Tuesday 19 November 2024 – Colin Greenstreet: AI assistants and agents: A New Skill Set for Historians?

This seminar is 5:30 pm – 7:00 pm GMT live on Zoom at https://zoom.us/j/92542420101 and later posted to our YouTube channel.

Session chair: James Baker

Abstract: A New Skill Set for Historians explores the potential for Large Language Model based intelligent assistants and agents to support historical research. The speaker makes the case for historians and archivists acting together to build knowledgeable, effective, and serendipitous assistants and agents within the history domain, and explores two parallel routes to do so. Firstly, the construction of large language models using retrieval augmented generation techniques to draw on specialized domain specific vectorbases.

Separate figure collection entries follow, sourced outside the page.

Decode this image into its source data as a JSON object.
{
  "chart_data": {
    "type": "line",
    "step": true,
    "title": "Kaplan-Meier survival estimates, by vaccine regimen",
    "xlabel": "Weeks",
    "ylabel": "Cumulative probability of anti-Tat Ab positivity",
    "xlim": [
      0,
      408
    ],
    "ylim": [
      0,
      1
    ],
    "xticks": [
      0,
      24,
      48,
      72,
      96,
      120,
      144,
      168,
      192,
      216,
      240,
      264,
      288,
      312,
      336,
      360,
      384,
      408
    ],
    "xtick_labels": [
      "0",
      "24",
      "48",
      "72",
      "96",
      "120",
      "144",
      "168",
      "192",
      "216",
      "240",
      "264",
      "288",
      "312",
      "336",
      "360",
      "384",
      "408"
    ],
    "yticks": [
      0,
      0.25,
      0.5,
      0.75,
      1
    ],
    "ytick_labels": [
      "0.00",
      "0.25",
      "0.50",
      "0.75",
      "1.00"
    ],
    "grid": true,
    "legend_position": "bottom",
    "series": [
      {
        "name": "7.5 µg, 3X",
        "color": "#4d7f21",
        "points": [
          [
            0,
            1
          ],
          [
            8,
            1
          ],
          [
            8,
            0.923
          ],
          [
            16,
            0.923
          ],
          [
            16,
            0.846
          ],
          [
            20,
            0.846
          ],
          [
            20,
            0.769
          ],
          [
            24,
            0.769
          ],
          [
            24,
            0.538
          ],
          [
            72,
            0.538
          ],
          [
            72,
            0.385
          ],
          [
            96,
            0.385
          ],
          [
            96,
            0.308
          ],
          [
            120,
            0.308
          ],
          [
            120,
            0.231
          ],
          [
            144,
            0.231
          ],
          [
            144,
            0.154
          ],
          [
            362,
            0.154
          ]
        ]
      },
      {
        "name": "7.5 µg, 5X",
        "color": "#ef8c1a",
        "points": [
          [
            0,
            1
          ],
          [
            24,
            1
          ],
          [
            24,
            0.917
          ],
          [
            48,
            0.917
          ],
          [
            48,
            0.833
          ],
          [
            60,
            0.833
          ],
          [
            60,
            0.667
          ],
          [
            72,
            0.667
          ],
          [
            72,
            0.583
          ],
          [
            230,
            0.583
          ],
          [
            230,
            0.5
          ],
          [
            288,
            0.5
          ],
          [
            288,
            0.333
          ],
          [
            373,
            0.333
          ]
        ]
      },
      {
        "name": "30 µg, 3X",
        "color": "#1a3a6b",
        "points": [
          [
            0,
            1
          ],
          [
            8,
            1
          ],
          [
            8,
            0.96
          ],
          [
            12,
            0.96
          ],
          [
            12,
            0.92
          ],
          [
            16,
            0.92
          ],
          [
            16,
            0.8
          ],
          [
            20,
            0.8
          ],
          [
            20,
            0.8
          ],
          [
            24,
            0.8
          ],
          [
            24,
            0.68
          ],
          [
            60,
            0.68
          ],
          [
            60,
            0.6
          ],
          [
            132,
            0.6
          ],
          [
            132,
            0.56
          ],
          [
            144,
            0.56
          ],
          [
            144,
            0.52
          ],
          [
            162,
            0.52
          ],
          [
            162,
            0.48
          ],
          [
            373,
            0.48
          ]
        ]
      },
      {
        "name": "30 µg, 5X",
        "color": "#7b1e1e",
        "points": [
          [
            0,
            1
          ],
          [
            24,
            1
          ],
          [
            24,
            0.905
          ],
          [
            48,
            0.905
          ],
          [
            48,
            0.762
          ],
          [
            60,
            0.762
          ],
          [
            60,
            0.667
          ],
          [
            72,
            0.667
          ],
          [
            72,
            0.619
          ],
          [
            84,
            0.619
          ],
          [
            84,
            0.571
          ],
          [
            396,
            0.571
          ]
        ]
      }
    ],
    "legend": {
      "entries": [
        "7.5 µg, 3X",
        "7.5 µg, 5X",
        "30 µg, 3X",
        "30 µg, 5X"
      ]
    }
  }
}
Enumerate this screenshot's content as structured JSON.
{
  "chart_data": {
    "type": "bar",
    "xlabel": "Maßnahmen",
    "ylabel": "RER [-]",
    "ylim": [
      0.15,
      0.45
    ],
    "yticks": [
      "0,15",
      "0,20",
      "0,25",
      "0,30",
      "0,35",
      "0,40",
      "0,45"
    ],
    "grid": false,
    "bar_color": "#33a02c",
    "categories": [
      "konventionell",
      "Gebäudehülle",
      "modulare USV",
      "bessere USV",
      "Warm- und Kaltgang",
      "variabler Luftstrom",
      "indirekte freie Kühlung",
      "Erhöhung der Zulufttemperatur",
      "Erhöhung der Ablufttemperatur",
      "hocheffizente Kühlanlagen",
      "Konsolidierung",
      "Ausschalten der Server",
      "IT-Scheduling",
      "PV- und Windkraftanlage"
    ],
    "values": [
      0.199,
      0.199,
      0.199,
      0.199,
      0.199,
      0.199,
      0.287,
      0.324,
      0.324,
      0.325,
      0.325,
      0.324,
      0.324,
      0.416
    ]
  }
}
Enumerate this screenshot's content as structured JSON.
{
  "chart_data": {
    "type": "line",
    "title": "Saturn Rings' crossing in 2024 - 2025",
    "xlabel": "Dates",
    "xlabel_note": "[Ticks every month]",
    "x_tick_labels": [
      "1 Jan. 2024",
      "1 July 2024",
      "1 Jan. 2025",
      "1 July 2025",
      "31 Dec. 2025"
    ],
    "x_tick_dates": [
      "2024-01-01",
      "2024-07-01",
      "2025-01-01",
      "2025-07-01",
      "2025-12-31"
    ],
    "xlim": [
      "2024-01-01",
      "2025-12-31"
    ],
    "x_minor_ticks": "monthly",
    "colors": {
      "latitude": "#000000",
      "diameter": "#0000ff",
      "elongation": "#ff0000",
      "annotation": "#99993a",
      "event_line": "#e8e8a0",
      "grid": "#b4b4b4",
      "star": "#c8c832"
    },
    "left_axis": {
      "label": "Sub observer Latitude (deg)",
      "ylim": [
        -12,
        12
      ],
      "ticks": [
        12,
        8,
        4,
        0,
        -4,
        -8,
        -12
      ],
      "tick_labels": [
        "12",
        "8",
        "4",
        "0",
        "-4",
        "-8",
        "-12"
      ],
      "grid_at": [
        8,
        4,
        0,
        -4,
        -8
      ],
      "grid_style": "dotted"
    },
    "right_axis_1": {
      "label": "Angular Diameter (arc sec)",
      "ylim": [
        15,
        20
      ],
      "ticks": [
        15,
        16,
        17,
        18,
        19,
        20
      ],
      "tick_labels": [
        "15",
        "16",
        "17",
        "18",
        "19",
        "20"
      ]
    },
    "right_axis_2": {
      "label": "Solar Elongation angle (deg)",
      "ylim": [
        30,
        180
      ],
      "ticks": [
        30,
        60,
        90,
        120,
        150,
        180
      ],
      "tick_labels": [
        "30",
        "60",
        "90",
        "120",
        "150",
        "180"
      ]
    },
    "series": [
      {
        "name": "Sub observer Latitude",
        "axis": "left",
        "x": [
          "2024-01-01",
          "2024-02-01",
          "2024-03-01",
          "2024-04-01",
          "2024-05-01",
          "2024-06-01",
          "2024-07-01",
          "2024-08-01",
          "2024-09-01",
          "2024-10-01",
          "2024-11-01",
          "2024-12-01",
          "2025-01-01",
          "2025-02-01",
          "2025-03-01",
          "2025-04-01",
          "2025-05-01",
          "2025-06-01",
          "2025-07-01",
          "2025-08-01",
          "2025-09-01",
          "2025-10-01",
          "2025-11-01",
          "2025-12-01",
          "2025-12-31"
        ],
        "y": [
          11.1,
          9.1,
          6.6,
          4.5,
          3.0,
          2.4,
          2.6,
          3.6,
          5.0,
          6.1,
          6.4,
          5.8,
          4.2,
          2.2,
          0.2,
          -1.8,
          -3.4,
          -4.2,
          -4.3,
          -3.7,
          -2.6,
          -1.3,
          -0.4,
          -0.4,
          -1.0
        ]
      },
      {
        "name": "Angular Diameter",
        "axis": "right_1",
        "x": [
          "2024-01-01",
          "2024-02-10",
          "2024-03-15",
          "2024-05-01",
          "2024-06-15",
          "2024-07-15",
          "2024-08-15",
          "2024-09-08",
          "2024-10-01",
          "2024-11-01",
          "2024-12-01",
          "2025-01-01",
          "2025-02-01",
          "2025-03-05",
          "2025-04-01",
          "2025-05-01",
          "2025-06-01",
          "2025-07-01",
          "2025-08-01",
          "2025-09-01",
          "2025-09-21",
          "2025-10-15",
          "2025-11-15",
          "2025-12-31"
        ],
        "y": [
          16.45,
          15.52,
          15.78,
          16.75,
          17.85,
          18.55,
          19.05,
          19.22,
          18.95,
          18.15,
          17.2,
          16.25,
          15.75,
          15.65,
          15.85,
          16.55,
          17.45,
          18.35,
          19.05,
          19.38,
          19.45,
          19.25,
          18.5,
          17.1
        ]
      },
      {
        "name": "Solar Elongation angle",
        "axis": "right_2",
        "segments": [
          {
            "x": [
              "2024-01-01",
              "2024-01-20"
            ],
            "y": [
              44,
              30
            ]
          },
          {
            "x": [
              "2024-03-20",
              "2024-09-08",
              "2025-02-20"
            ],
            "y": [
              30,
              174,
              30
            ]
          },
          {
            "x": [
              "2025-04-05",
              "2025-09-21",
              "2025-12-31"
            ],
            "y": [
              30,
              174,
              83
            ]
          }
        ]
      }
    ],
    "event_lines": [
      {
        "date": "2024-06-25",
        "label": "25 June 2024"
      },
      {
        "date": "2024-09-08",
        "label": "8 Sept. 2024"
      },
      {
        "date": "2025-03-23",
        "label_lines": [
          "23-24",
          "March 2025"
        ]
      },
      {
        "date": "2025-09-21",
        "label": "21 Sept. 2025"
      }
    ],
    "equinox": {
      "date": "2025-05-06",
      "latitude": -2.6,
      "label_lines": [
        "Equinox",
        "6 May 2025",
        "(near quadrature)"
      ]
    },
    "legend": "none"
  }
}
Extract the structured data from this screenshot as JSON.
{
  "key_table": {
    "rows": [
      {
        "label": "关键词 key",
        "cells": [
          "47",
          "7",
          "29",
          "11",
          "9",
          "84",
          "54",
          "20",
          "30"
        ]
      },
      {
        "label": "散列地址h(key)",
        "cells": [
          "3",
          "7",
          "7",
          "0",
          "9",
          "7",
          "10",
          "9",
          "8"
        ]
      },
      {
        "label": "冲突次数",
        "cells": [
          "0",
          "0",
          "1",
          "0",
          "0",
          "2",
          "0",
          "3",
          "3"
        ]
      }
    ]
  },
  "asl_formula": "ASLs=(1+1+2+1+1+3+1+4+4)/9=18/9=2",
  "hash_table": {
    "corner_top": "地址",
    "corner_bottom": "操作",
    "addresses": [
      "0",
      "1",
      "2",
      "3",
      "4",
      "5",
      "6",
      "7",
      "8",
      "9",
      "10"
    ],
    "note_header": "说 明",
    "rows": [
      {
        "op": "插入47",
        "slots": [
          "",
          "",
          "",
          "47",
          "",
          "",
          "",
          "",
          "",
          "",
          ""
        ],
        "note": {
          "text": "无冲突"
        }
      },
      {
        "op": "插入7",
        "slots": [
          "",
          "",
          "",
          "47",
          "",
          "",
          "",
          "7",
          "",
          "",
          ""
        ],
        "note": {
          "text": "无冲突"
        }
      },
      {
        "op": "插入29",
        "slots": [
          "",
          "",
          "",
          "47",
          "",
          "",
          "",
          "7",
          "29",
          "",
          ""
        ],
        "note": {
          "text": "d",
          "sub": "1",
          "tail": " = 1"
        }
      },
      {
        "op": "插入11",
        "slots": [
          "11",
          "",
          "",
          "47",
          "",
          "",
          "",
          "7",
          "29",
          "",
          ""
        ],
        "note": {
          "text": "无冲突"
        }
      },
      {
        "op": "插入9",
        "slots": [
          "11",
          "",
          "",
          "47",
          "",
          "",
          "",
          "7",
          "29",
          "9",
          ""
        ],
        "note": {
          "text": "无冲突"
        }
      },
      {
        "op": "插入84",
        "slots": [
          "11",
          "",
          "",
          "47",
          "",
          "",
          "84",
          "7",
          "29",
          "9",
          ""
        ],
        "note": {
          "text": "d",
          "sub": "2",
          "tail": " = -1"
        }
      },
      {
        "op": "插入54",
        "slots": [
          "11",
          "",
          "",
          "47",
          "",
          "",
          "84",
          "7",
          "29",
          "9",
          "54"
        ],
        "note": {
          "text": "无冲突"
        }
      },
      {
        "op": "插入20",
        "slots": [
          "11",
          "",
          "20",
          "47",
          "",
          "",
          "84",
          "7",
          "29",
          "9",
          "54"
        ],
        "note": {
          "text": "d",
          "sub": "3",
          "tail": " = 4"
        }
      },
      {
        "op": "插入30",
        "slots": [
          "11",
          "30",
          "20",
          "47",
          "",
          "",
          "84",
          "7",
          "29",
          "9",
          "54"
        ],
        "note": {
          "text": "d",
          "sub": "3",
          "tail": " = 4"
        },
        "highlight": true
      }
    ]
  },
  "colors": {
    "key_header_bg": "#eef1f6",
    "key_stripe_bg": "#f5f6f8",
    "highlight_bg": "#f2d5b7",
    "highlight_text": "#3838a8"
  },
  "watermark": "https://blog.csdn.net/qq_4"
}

Secondly, the construction of large scale licence clear datasets of historical manuscript and printed knowledge for fine-tuning of medium -sized large language models.

The speaker looks at two areas of potential impact on historical research by large language models. Firstly, on historians’ interactions with archives and on their personal archival research practices. Secondly, on the types of research questions historians can ask and answer, enabled by much larger, more complex, and more interlinked datasets and metadata, and supported by sophisticated, flexible, and easy to use analytical tools.

The speaker looks at the history of technology uptake within historical research practice and asks what needs to be done to encourage the widespread adoption and embedding of large language model enabled techniques into research practices. As a contribution to the exploration and adoption of such techniques, the speaker is launching a MarineLives-Collaboratory for doctoral students interested in the application of large language models in their own research design and research practices. This will provide the opportunity to work on specific historical use cases.

The speaker illustrates his broad proposals with his own hands on work at MarineLives:

  • The publication of 6 million words of semantically searchable and summarizable English High Court of Admiralty depositions using Google’s vectorbase NotebookLM
  • The creation of a bespoke Pinecone vectorbase using sentence and paragraph embeddings for interrogation by researchers
  • The fine-tuning of a mid-sized multi-lingual large language model to clean up raw machine transcriptions
  • The use of frontier large language models (Claude Sonnet 3.5, Gemini1.5, GPT-4oi-preview) to perform high grade analytical ontological summarization as part of a pipeline from machine transcription through to open linked data creation.

The talk concludes with a vision of multi-agent/multi-player historical simulations to be integrated into graduate teaching and looks at the structure of such a simulation of international investment in the seventeenth century.